Hmong community TV will hit airwaves

It may be the age of the Internet, but the airwaves are still a valuable resource, says Mitch Lee, founder of St. Paul-based Hmong TV station 3HmongTV.

The station has been chugging along since 2005 when Lee decided he wanted to create a Hmong-oriented TV station, combining his engagement with the Twin Cities Hmong community with his passion for producing video.

The modest station has grown significantly and recently hit a milestone - it will be broadcasting over a public high-definition TV signal, on Channel 50.2, starting in April.

The station shows a variety of content, including news coverage, events coverage, community talk shows and arts coverage.

The station will air in most of the Twin Cities metro, reaching far-flung communities such as New Prague, Forest Lake and Buffalo.

The station will also be showing content live at Hmong Village, the indoor Hmong marketplace at 1001 Johnson Parkway, starting in September.

“We’re hoping to catch a lot of those viewers (at the market),” Lee says.

The station has built a solid Internet presence, with over 2 million views on YouTube, but the broadcast signal should be a big step up, Lee says.

He says bringing the station to the airwaves means a lot more Hmong viewers will be able to see Hmong-language news.

For many of the viewers, he says, it can be difficult to access the station’s content over the Internet.
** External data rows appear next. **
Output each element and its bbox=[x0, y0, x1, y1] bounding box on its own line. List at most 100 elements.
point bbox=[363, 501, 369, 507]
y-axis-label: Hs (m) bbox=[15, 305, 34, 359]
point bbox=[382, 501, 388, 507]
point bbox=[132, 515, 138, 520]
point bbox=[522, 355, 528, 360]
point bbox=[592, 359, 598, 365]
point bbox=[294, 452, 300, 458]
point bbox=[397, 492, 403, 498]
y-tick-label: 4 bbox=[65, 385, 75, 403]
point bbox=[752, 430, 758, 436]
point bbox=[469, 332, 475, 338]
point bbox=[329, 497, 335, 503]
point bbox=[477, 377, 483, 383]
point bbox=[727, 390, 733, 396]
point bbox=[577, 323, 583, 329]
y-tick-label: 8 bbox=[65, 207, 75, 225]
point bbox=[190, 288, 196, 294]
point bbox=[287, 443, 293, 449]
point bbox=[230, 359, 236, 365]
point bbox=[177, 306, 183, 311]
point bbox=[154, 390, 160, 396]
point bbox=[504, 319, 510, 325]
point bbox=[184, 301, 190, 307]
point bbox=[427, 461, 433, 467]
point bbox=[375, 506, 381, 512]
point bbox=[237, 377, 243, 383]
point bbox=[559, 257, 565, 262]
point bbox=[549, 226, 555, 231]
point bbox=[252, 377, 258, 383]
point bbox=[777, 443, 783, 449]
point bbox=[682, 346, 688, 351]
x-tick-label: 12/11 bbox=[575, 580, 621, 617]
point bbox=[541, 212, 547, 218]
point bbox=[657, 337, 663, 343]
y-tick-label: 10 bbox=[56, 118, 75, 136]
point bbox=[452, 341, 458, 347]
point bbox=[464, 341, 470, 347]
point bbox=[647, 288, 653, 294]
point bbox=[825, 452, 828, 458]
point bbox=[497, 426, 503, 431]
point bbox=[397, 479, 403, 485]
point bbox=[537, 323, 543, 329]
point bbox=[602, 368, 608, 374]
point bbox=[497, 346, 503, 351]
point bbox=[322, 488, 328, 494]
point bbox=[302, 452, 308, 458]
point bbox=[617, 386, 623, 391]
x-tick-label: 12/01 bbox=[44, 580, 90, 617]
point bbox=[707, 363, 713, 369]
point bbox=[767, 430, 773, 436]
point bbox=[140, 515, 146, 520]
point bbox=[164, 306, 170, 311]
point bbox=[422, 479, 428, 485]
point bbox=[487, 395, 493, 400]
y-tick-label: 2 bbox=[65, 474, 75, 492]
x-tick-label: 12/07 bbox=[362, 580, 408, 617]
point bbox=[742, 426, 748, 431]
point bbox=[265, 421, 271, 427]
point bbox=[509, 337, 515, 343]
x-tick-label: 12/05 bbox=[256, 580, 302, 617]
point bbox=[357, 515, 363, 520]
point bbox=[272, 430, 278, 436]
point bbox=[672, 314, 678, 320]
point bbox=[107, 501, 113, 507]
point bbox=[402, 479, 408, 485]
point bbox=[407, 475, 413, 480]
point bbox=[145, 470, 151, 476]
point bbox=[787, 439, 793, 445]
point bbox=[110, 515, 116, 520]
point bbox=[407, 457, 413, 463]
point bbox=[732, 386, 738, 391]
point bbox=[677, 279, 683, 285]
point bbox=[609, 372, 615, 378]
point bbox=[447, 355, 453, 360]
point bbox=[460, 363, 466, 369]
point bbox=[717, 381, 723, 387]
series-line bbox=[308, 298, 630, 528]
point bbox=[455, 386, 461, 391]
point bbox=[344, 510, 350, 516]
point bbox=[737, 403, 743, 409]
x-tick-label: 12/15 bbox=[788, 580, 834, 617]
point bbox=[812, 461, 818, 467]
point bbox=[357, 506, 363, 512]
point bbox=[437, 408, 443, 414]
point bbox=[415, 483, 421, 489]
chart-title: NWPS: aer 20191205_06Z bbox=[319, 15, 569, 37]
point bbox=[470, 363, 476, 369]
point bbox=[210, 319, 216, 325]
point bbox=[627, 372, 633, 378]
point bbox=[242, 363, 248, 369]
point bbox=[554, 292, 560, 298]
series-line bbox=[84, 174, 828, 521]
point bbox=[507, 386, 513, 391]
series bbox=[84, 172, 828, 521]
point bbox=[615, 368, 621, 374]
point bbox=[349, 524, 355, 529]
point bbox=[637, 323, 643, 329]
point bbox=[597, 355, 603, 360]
“They’re pretty much at home and all they have is a TV set, and they want to be able to watch.”

“A big resource”

East Side state Sen. Fong Hawj lauded the TV station’s efforts to get a broadcast signal, saying “it’s very useful for the community to have.”

Hawj himself has a background producing Hmong-language TV in the state. Back in 1991, he produced a Hmong show for Twin Cities Public Television’s Channel 17.

He called those years “the golden years of public television,” when funding for programming was more solid.

But he says in a way he wishes he could be in Lee’s position, getting a Hmong station a broadcast signal.

“It will be a big resource for the Hmong community,” he says, explaining that the station could help new Hmong immigrants to feel more at home, and know what’s going on in their new locale.

Hawj has appeared several times on the station, to give legislatives updates in Hmong. He sees the station as one way of putting him in touch with constituents.

“I’m really happy that someone else has helped take another step forward,” he says. He also predicted that Somali and Hispanic broadcast stations could follow, as has happened in other states.

“It seems very new in Minnesota, but if you look in California (and other states),” he says, “they have had whole rounds of ethnic programs for years and years.”

A lifelong passion

Lee has been into video production since he was in high school in the mid-80s, but it got put in the background as he pursued a career in information technology.

Then in 2005, he decided it was time to go back to trying video.

He recalls thinking to himself that he needed “to do something for the community.”

He started the company with his own funds, sometimes paying out of pocket here and there to keep it going, while still working a day job.

More recently, he’s gone to just working at the station. He sometimes works 12-hour days in hopes that it will pay off and that the station will grow.

“I love what I do here,” Lee says. “It’s sort of like a passion for me.”

Skeletal crew

As it stands now, the station’s crew is pretty skeletal, with the seven staffers working mostly as volunteers, doing everything from on-camera work to editing and even sales.

Kabyeej Jeff Wang has been with the station for about five years.

He says he was drawn in because he sees the station as an important resource.

He’s doing everything from hosting a talk show to reporting in the field to selling ads.

Despite the flurry of volunteered work, he says it’s what he wants to be doing, and it serves as a change of pace from his day job as an insurance salesman.

Lee says he’s hoping to pull in more volunteers. In particular, he’s hoping to attract young people, both as viewers and for making TV shows.

It’s been somewhat of a challenge, he says. But he does have at least one willing young person on his team -- his 18-year-old daughter is helping out, and may be playing a part in starting an English-language show on the station.